Even through the pressure of official duties and responsibilities there would steal, like the wafting of a sweet song to the ears of the reapers in a hot field, thoughts of the coolness, the beauty and the peace of that quiet home on the Wabash, with one flower-faced girl, with white, soft arms, going about her daily tasks, singing with such blithe cheeriness that even the birds stopped to listen to a sweeter note than theirs. Some subtle fragrance from her seemed to be with him wherever he was, and whatever he might be doing. When, as the tallest Corporal in Co. Q, he stood on the right of the company, on drill and dress parade, and made the others "dress" on him, he wished that Maria Klegg could only see how straight the line was, and how soldierly the boys looked. When the Colonel personally selected him to command the squad which was to escort the Paymaster through a dangerous part of the country, he would have given much had Maria known of the trust reposed in him. And when, as Corporal of the Guard, he suppressed in his usual summary way a noisy row among the teamsters and cooks, he was very glad that Maria did not hear the remarks that a Corporal always thinks necessary to make on such occasions. Shorty did not swear with the fluent ease of before his visit to the Klegg homestead, but a little excitement gave the old looseness to his tongue. And when he sat around the guard-fire, he would refuse to be drawn into any "little games," but turn his back upon the chattering crowd, and furtively draw from his breast-pocket the remnant of Maria's dress, and feel it, and muse over it, until aroused by the call:

"Corporal of the Guard, Post No. 14. I want a drink o' water."

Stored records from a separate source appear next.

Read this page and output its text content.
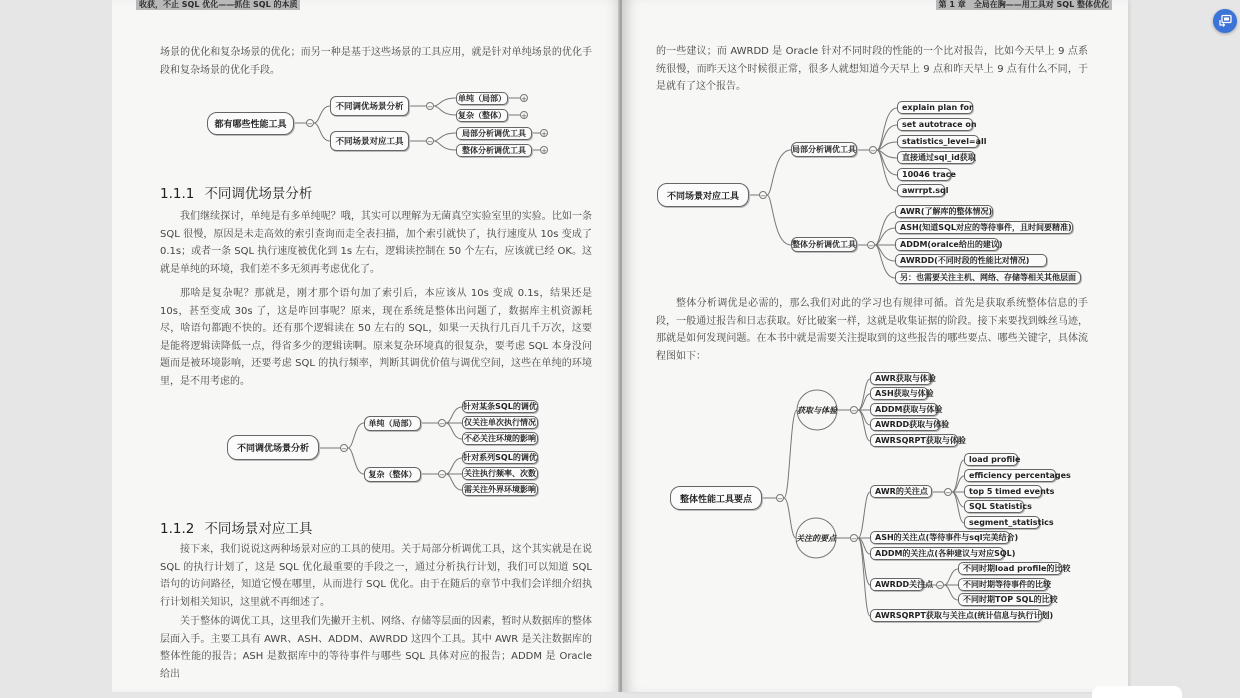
收获，不止 SQL 优化——抓住 SQL 的本质

场景的优化和复杂场景的优化；而另一种是基于这些场景的工具应用，就是针对单纯场景的优化手段和复杂场景的优化手段。

都有哪些性能工具	−
不同调优场景分析
不同场景对应工具
−
−
单纯（局部）
复杂（整体）
局部分析调优工具
整体分析调优工具
+
+
+
+
1.1.1 不同调优场景分析

我们继续探讨，单纯是有多单纯呢？哦，其实可以理解为无菌真空实验室里的实验。比如一条 SQL 很慢，原因是未走高效的索引查询而走全表扫描，加个索引就快了，执行速度从 10s 变成了 0.1s；或者一条 SQL 执行速度被优化到 1s 左右，逻辑读控制在 50 个左右，应该就已经 OK。这就是单纯的环境，我们差不多无须再考虑优化了。

那啥是复杂呢？那就是，刚才那个语句加了索引后，本应该从 10s 变成 0.1s，结果还是 10s，甚至变成 30s 了，这是咋回事呢？原来，现在系统是整体出问题了，数据库主机资源耗尽，啥语句都跑不快的。还有那个逻辑读在 50 左右的 SQL，如果一天执行几百几千万次，这要是能将逻辑读降低一点，得省多少的逻辑读啊。原来复杂环境真的很复杂，要考虑 SQL 本身没问题而是被环境影响，还要考虑 SQL 的执行频率，判断其调优价值与调优空间，这些在单纯的环境里，是不用考虑的。

不同调优场景分析	−
单纯（局部）
复杂（整体）
−
−
针对某条SQL的调优
仅关注单次执行情况
不必关注环境的影响
针对系列SQL的调优
关注执行频率、次数
需关注外界环境影响
1.1.2 不同场景对应工具

接下来，我们说说这两种场景对应的工具的使用。关于局部分析调优工具，这个其实就是在说 SQL 的执行计划了，这是 SQL 优化最重要的手段之一，通过分析执行计划，我们可以知道 SQL 语句的访问路径，知道它慢在哪里，从而进行 SQL 优化。由于在随后的章节中我们会详细介绍执行计划相关知识，这里就不再细述了。

关于整体的调优工具，这里我们先撇开主机、网络、存储等层面的因素，暂时从数据库的整体层面入手。主要工具有 AWR、ASH、ADDM、AWRDD 这四个工具。其中 AWR 是关注数据库的整体性能的报告；ASH 是数据库中的等待事件与哪些 SQL 具体对应的报告；ADDM 是 Oracle 给出

第 1 章　全局在胸——用工具对 SQL 整体优化

的一些建议；而 AWRDD 是 Oracle 针对不同时段的性能的一个比对报告，比如今天早上 9 点系统很慢，而昨天这个时候很正常，很多人就想知道今天早上 9 点和昨天早上 9 点有什么不同，于是就有了这个报告。

不同场景对应工具	−
局部分析调优工具
整体分析调优工具
−
−
explain plan for
set autotrace on
statistics_level=all
直接通过sql_id获取
10046 trace
awrrpt.sql
AWR(了解库的整体情况)
ASH(知道SQL对应的等待事件，且时间要精准)
ADDM(oralce给出的建议)
AWRDD(不同时段的性能比对情况)
另：也需要关注主机、网络、存储等相关其他层面

整体分析调优是必需的，那么我们对此的学习也有规律可循。首先是获取系统整体信息的手段，一般通过报告和日志获取。好比破案一样，这就是收集证据的阶段。接下来要找到蛛丝马迹，那就是如何发现问题。在本书中就是需要关注提取到的这些报告的哪些要点、哪些关键字，具体流程图如下：

整体性能工具要点	−
获取与体验
关注的要点
−
−
AWR获取与体验
ASH获取与体验
ADDM获取与体验
AWRDD获取与体验
AWRSQRPT获取与体验
AWR的关注点	−
load profile
efficiency percentages
top 5 timed events
SQL Statistics
segment_statistics
ASH的关注点(等待事件与sql完美结合)
ADDM的关注点(各种建议与对应SQL)
AWRDD关注点 −
不同时期load profile的比较
不同时期等待事件的比较
不同时期TOP SQL的比较
AWRSQRPT获取与关注点(统计信息与执行计划)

Shorty began to watch for Si's mail a good deal more anxiously than that worthy did. He managed to go by the Chaplain's tent whenever duty took him in that part of the camp, and sometimes when it did not, and inquire if there was any mail there for Si. One day he was rewarded by the Chaplain handing him two letters. His heart beat a little quicker by seeing that they were both postmarked Bean Blossom Creek. The smaller—a white envelope, superscribed in Annabel's cramped little hand—he thrust indifferently into his pocket, and the larger—a fat, yellow envelope, covered with the good Deacon's massive crow-tracks, and securely fastened by a dab of sealing wax, pressed down with a cent—he studied with tender interest. It had come directly from her home—from her father. It probably told something about her.

It seemed as if there was something of the perfume of her presence about it. Possibly she had carried it to the station and mailed it. He turned it over gently, studied every detail, and fixed his eyes upon it, as if he would make them pierce the thick, strong paper and devour the contents. Then it occurred to him that the better and quicker way to get at the inside would be to deliver the letters to Si. So he hunted up his partner, whom he found about to take his squad out for a turn at wagon guarding.